Calling experienced jam makers! I recently learned how to make jam in a cooking class and was warned against doubling recipes. I seem to have forgotten the warning yesterday when I made Strawberry Rhubarb Jam. The jam tastes and looks great, but I hope it will keep on the shelf. I used 2 1/2 lbs. of Rhubarb, 3 lbs. of Strawberries, 4 cups of sugar and 1/4 cup of bottled lemon juice. This batch filled 7 1/2 pt. jars. I followed all the sterilizing and processing rules. What do you think?

Sue Pyle


Christina W. October 11, 2010
Did you follow the correct processing time for the recipe and size of jar? If so, you're fine.

Master Canner here (and that's not self dealed! I'm certified by the state of WI to give advice on canning.) Canning is kitchen chemistry at it's finest. It's critical to keep ratios intact for both taste and safety. That being said, jams are the most forgiving of all processed foods.
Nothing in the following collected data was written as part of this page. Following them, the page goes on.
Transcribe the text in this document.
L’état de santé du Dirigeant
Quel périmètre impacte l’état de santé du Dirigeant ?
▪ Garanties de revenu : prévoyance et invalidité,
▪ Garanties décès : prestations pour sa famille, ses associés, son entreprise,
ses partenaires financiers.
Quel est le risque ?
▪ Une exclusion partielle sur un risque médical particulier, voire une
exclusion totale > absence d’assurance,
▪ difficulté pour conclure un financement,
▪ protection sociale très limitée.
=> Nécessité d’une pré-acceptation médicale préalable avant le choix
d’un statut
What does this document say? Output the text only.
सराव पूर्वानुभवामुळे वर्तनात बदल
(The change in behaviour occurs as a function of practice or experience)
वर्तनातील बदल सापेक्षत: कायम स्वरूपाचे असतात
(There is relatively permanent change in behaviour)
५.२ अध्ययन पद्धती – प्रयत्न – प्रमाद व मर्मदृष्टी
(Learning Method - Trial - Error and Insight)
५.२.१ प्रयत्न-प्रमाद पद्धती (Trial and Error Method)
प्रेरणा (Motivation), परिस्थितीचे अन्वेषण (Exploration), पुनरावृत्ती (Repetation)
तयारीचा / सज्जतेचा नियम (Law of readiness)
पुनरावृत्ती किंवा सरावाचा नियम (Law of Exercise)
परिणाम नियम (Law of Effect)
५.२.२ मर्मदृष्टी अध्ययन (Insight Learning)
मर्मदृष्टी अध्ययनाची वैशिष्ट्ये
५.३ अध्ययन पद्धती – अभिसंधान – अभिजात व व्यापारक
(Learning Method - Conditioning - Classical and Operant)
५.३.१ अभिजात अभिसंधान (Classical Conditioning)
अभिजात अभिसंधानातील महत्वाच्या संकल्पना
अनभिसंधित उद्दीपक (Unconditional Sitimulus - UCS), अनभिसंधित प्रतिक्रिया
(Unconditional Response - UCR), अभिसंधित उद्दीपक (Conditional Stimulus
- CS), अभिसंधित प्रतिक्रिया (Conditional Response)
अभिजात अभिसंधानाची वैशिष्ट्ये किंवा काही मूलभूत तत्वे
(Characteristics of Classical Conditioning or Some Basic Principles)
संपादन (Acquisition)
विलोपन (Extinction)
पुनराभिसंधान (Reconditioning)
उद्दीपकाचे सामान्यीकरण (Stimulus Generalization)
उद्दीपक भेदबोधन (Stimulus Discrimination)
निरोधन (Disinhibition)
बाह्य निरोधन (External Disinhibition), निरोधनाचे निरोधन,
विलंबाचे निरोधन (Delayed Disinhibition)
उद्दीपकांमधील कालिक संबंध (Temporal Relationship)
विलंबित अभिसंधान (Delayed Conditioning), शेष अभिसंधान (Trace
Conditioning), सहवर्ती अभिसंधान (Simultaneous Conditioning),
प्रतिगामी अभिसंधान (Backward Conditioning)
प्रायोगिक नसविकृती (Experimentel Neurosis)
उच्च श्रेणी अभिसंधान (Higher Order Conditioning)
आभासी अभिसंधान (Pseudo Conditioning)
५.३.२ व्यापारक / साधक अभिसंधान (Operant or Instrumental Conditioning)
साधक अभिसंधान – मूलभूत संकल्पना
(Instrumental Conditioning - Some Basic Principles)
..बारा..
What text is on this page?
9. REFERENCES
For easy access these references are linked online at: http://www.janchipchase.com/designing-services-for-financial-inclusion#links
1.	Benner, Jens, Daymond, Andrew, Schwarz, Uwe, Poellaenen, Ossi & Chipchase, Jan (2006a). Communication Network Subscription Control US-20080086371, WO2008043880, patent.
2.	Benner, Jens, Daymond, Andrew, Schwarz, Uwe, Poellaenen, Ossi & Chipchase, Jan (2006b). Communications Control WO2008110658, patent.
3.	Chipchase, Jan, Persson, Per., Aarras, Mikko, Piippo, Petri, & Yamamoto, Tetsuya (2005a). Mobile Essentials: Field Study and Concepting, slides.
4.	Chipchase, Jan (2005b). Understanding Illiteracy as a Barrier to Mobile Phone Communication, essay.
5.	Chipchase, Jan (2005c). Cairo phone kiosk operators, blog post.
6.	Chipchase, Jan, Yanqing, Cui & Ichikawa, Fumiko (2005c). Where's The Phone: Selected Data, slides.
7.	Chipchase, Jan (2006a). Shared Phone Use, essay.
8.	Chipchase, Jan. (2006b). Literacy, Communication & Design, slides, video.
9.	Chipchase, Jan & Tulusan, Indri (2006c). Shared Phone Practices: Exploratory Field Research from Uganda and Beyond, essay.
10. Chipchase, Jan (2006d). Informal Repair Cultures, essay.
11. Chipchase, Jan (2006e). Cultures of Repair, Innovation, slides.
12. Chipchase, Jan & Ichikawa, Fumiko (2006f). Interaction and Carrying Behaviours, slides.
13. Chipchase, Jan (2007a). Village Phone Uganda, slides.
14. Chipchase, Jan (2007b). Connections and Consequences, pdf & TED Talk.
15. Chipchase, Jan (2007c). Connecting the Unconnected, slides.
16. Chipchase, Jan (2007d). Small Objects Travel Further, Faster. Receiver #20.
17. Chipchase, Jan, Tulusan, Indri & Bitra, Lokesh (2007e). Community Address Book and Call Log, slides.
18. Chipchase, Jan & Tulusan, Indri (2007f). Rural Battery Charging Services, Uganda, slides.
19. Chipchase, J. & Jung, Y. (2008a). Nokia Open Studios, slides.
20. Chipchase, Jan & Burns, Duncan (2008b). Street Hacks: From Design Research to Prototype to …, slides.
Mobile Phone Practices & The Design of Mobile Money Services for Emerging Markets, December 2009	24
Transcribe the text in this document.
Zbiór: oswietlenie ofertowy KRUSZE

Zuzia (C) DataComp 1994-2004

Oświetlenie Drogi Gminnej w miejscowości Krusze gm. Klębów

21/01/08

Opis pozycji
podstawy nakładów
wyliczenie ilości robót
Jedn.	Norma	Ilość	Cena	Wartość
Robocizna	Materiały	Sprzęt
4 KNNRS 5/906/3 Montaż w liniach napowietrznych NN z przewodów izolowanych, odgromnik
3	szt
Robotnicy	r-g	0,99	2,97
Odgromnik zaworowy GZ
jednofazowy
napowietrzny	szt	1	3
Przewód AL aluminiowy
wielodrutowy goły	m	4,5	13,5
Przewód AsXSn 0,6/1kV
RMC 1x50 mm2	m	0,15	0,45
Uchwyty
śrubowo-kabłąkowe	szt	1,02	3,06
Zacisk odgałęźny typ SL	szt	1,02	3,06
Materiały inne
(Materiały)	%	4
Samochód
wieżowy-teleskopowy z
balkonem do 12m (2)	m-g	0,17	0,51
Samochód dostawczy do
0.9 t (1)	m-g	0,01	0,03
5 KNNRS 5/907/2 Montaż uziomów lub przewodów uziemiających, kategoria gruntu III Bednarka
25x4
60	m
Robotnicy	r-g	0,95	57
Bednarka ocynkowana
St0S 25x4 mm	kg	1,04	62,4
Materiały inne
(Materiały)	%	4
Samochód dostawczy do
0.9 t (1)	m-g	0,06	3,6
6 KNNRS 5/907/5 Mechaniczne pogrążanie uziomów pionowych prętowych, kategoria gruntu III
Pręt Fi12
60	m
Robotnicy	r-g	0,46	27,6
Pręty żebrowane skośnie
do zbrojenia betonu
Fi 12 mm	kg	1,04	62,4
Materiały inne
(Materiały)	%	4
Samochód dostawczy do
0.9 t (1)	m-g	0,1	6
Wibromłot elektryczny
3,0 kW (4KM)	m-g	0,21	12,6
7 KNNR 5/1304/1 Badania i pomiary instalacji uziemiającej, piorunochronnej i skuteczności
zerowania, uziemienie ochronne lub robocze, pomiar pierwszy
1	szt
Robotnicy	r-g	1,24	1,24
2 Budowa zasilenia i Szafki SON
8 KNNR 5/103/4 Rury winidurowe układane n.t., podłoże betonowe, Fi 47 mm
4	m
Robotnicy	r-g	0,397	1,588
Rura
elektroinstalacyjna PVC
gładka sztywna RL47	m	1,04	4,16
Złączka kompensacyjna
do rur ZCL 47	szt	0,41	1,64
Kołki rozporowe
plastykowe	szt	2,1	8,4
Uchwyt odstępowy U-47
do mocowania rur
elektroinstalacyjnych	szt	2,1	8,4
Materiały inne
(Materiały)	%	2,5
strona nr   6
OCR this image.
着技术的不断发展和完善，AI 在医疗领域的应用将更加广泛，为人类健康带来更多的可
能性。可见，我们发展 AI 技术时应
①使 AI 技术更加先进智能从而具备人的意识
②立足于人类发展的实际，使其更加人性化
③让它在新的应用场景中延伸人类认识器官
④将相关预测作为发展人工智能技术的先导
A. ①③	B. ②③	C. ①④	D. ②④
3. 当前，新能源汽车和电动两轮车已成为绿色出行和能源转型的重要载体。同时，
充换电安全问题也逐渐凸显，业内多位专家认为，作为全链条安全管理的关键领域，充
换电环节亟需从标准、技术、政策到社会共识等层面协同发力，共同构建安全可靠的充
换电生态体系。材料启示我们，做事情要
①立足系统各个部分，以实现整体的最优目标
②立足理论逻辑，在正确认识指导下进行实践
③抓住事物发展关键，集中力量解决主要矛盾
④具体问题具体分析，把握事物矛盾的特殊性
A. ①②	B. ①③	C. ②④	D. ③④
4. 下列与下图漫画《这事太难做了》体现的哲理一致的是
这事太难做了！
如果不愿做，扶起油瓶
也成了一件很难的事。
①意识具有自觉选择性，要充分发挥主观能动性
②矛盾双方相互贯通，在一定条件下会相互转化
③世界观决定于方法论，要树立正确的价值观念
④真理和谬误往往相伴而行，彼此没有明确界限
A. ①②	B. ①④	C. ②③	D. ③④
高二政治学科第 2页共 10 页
Looking at the ratios in your recipe, it doesn't look "doubled" to me. That's actually about the average output for a recipe. Maybe you used a "small batch" recipe?

Enjoy your jam and keep making it!
betteirene October 11, 2010
The warning about not doubling jam and jelly recipes is not about food safety--it's about quality and texture and looks. Doubling, even if you measure and time everything exactly twice what ithe recipe calls for, could result in a softer spread and/or dull, drab or caramelized color. It might not happen every time you double, but why spend all that time and money making what you think is strawberry jam but is actually strawberry pancake syrup?

I have a recipe for beet jelly that is such a beautiful garnet it looks like a magazine photo. The recipe was given to me with a specific written and verbal warning against doubling it. I did it anyway. It tasted great and it jelled up nicely, but instead of the jewel-like garnet, the beet jelly looked like beets, kind of earthy and muddy. The only thing my friend Cathy had to say was, "Toldja so."

A couple years ago, my oldest son moved into a house that had a lovely, mature tree in the backyard that produced incredibly sweet golden plums with puckery tart skins. He gave me more than a bushel of dead-ripe fruit on a day that I was short on time, so I doubled the plum jelly recipe--twice. It turned out to be like liquid amber, something that was thicker than syrup, like a pourable jelly. So, two days later when I had the time, I dumped everything into a stock pot, washed and sterilized the jars, measured out four cups of the almost-jelly into a pot, added lemon juice and pectin, recooked it, then processed the jars again. I was able to save it, and the plum jelly was really good, sweet and tart at the same time, like a good plum, and it jelled up nicely, so I guess it was worth the extra work. It would have been more worth it if I had done it right the first time.

So be assured you won't kill anyone, though you might want to kick yourself.

Jimbo October 10, 2010
I'd say two things. Follow the recipe exactly when you're canning if you plan to store things on the shelf. If you decide to experiment, then refrigerate the jam when you're finished. That way you don't need to worry as much if the acid levels are adequate to store the jam. By the way, there is an incredible book of jam recipes by Christine Ferber. I've made about five of them so far and they are outstanding.